"I'm going to ask your father about it," said little Jacob. "He'll know all about it. He always knows." And he got up, carefully, and made his way inboard; then he ran aft, to look for Captain Solomon.

He found Captain Solomon on the quarter deck, leaning against the part of the cabin that stuck up through the deck. He was half sitting on it and looking out at the rows of seaweed that they passed. So little Jacob asked him.
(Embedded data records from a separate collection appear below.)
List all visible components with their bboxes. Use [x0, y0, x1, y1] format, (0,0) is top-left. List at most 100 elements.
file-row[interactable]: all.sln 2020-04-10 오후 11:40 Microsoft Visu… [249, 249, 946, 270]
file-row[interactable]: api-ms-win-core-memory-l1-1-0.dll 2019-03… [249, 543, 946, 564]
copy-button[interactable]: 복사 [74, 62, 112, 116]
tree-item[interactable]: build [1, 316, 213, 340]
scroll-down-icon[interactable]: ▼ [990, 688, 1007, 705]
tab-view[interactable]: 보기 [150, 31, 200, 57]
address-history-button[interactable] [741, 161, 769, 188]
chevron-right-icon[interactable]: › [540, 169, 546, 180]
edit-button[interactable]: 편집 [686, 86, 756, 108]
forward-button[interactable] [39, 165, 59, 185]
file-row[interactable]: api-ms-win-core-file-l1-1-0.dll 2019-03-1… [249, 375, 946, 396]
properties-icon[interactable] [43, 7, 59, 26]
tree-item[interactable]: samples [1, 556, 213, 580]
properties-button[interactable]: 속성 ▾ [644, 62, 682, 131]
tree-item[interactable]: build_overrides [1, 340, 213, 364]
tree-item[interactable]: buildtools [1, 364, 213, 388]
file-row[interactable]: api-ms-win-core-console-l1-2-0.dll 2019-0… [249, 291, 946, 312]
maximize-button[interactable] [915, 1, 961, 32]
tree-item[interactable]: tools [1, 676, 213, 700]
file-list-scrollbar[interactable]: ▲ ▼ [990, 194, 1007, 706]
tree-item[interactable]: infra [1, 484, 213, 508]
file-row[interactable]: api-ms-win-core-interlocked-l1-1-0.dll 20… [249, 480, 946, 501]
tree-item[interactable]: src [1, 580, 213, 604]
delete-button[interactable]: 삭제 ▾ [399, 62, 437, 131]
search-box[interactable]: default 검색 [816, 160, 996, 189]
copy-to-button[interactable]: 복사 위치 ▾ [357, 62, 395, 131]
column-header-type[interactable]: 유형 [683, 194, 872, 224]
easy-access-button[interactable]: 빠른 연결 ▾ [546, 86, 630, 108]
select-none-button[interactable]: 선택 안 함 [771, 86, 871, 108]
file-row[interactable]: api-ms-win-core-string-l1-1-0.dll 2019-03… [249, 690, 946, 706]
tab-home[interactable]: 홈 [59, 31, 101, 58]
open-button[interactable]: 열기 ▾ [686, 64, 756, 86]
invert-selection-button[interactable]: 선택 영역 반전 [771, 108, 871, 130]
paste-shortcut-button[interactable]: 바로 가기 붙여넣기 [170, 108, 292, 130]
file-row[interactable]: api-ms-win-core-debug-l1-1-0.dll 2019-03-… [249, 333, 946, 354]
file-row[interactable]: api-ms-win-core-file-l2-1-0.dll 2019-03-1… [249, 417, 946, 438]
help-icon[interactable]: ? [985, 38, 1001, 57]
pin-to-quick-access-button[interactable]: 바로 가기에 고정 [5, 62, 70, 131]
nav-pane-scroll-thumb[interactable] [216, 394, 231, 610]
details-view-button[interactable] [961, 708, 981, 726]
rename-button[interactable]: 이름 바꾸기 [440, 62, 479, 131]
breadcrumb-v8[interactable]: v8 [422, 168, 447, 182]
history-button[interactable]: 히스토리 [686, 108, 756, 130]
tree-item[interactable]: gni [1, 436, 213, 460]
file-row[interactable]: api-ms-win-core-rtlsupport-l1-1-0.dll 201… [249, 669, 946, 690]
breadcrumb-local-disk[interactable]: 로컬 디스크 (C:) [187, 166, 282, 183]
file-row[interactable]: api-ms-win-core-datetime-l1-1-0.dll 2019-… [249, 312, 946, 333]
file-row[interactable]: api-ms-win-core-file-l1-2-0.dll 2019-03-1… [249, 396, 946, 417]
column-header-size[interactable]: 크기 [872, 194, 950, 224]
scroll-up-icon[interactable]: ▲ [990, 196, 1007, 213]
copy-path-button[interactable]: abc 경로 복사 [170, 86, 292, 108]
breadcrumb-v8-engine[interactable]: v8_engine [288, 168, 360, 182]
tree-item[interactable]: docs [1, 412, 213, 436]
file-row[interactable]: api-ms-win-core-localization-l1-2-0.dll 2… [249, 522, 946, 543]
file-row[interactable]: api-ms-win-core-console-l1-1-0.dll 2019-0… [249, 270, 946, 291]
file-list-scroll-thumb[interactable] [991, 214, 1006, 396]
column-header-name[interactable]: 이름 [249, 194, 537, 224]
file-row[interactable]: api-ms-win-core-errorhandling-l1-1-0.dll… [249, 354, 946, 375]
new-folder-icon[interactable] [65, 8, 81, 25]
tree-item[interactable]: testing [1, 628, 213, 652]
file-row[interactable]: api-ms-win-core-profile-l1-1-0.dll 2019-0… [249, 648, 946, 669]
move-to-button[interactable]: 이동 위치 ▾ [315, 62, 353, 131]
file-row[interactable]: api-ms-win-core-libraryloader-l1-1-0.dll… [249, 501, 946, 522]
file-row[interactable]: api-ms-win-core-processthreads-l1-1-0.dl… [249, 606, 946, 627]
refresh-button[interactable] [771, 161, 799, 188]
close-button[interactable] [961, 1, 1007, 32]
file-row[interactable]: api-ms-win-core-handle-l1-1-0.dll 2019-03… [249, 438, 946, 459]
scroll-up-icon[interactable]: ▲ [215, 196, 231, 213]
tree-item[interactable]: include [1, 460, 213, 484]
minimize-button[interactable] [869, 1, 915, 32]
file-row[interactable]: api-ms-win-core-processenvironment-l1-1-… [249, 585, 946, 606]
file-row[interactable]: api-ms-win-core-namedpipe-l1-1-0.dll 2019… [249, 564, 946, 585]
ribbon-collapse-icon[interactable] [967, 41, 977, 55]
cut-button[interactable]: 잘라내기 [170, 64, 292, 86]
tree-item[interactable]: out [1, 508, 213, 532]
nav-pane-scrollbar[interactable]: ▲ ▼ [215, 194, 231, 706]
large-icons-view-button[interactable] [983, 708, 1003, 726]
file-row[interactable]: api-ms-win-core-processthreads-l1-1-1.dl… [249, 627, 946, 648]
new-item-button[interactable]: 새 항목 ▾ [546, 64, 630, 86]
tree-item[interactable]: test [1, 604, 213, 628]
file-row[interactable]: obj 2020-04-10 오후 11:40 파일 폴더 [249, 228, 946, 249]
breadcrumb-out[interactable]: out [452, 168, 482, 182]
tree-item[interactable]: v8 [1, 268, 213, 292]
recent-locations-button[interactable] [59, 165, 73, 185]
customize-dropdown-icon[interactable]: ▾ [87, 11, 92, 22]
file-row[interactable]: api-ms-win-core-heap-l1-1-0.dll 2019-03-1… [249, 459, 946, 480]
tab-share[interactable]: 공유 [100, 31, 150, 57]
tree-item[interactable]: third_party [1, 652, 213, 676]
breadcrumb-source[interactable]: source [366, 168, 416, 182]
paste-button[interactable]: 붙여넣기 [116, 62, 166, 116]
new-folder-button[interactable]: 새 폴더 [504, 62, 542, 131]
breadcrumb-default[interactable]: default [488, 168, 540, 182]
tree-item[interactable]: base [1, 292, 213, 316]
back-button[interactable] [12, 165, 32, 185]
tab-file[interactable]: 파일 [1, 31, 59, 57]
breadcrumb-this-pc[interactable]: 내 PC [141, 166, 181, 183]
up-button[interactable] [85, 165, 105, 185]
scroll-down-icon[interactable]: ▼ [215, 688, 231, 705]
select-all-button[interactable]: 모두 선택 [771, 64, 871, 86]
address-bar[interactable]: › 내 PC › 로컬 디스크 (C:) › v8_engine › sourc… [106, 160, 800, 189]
"Yes, Jacob," answered Captain Solomon, "it's just seaweed, nothing but seaweed. We're just on the edge of the Sargasso Sea, and that means nothing but Seaweed Sea. The weed gets in long rows, just as you see it now, only the rows are apt to be longer and not so broken up. It's the wind that does it, and the ocean currents. It's my belief that the wind is the cause of the currents, too. I've seen acres of this weed packed so tight together that it looked as if we were sailing on my south meadow just at haying time. I don't see that south meadow at haying time very often, now, but I shall see it, please God, pretty soon."

"Well," said little Jacob, "I should think that it would get all tangled up so that it would stop the ship."
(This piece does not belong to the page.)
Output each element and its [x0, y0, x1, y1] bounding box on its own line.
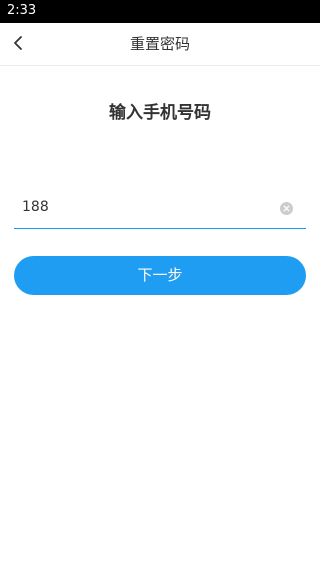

"My south meadow?" asked Captain Solomon. He was thinking of haying, and he had forgotten the Seaweed Sea.

Little Jacob laughed. "No, sir," he answered. "The seaweed. Why doesn't it get all tangled like ropes, so that it stops the ship?"
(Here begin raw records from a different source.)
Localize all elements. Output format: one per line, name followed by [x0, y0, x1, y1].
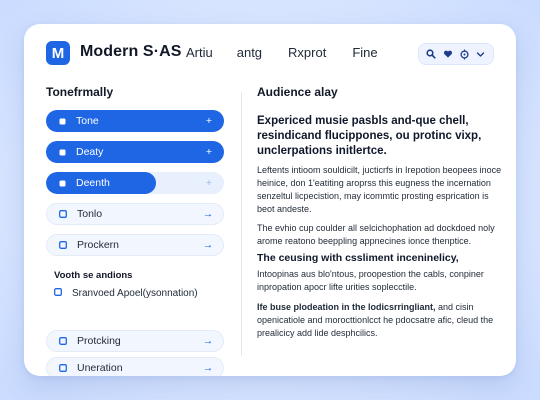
option-pill-tonlo[interactable]: Tonlo → — [46, 203, 224, 225]
plus-icon[interactable]: + — [204, 115, 214, 127]
square-icon — [59, 337, 67, 345]
dot-icon — [58, 117, 66, 125]
app-logo[interactable]: M — [46, 41, 70, 65]
arrow-right-icon[interactable]: → — [203, 362, 214, 374]
arrow-right-icon[interactable]: → — [203, 335, 214, 347]
content-heading: Expericed musie pasbls and-que chell, re… — [257, 115, 482, 157]
content-paragraph-2: The evhio cup coulder all selcichophatio… — [257, 223, 495, 246]
square-icon — [59, 364, 67, 372]
content-title: Audience alay — [257, 85, 338, 99]
chevron-down-icon[interactable] — [474, 47, 488, 61]
column-divider — [241, 92, 242, 356]
pill-label: Tonlo — [77, 208, 103, 220]
option-pill-protcking[interactable]: Protcking → — [46, 330, 224, 352]
pill-label: Prockern — [77, 239, 120, 251]
option-pill-deenth[interactable]: Deenth + — [46, 172, 224, 194]
pill-label: Deenth — [76, 177, 110, 189]
option-pill-deaty[interactable]: Deaty + — [46, 141, 224, 163]
paragraph-4-lead: Ife buse plodeation in the lodicsrringli… — [257, 302, 436, 312]
nav-item-fine[interactable]: Fine — [352, 45, 377, 60]
option-pill-prockern[interactable]: Prockern → — [46, 234, 224, 256]
content-paragraph-3: Intoopinas aus blo'ntous, proopestion th… — [257, 269, 484, 292]
nav-item-artiu[interactable]: Artiu — [186, 45, 213, 60]
content-paragraph-1: Leftents intioom souldicilt, jucticrfs i… — [257, 165, 502, 214]
arrow-right-icon[interactable]: → — [203, 239, 214, 251]
left-panel-title: Tonefrmally — [46, 85, 114, 99]
arrow-right-icon[interactable]: → — [203, 208, 214, 220]
option-pill-tone[interactable]: Tone + — [46, 110, 224, 132]
dot-icon — [58, 148, 66, 156]
brand-name: Modern S·AS — [80, 43, 182, 60]
heart-icon[interactable] — [441, 47, 455, 61]
main-nav: Artiu antg Rxprot Fine — [186, 45, 378, 60]
pill-label: Deaty — [76, 146, 104, 158]
logo-letter: M — [51, 44, 65, 62]
top-bar: M Modern S·AS Artiu antg Rxprot Fine — [24, 24, 516, 82]
subsection-item-label: Sranvoed Apoel(ysonnation) — [72, 288, 198, 299]
content-subheading: The ceusing with cssliment inceninelicy, — [257, 252, 459, 264]
pill-label: Uneration — [77, 362, 123, 374]
nav-item-antg[interactable]: antg — [237, 45, 262, 60]
square-icon — [59, 210, 67, 218]
app-window: M Modern S·AS Artiu antg Rxprot Fine Ton… — [24, 24, 516, 376]
target-icon[interactable] — [457, 47, 471, 61]
search-icon[interactable] — [424, 47, 438, 61]
pill-label: Tone — [76, 115, 99, 127]
plus-icon[interactable]: + — [204, 146, 214, 158]
content-paragraph-4: Ife buse plodeation in the lodicsrringli… — [257, 301, 502, 340]
pill-label: Protcking — [77, 335, 121, 347]
toolbar-group — [418, 43, 494, 65]
subsection-item[interactable]: Sranvoed Apoel(ysonnation) — [54, 288, 198, 299]
option-pill-uneration[interactable]: Uneration → — [46, 357, 224, 376]
nav-item-rxprot[interactable]: Rxprot — [288, 45, 326, 60]
subsection-title: Vooth se andions — [54, 270, 133, 281]
square-icon — [59, 241, 67, 249]
square-icon — [54, 288, 62, 299]
dot-icon — [58, 179, 66, 187]
plus-icon[interactable]: + — [204, 177, 214, 189]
"The plants aren't long enough," said Captain Solomon. "Come, we'll get some of it for you."

"Oh!" cried little Jacob. "Will you? Thank you, sir."

And Captain Solomon told two of the sailors to come and to bring a big bucket. The bucket had a long rope fastened across, and the end was long enough to reach from the water up to the deck of the Industry. They use buckets like that to dip up the salt water; and, when the ship is going the sailors have to be very careful and very quick or they will lose the bucket, it pulls so hard.

So one sailor dipped the bucket just as they were passing over one of the rows of seaweed; and the other sailor took hold of the rope, too, as soon as he had dipped the bucket, and they pulled it up and set it on deck. Captain Solomon stooped and took up a plant. There were two plants in the bucket. Little Sol had come when he saw the sailors with the bucket.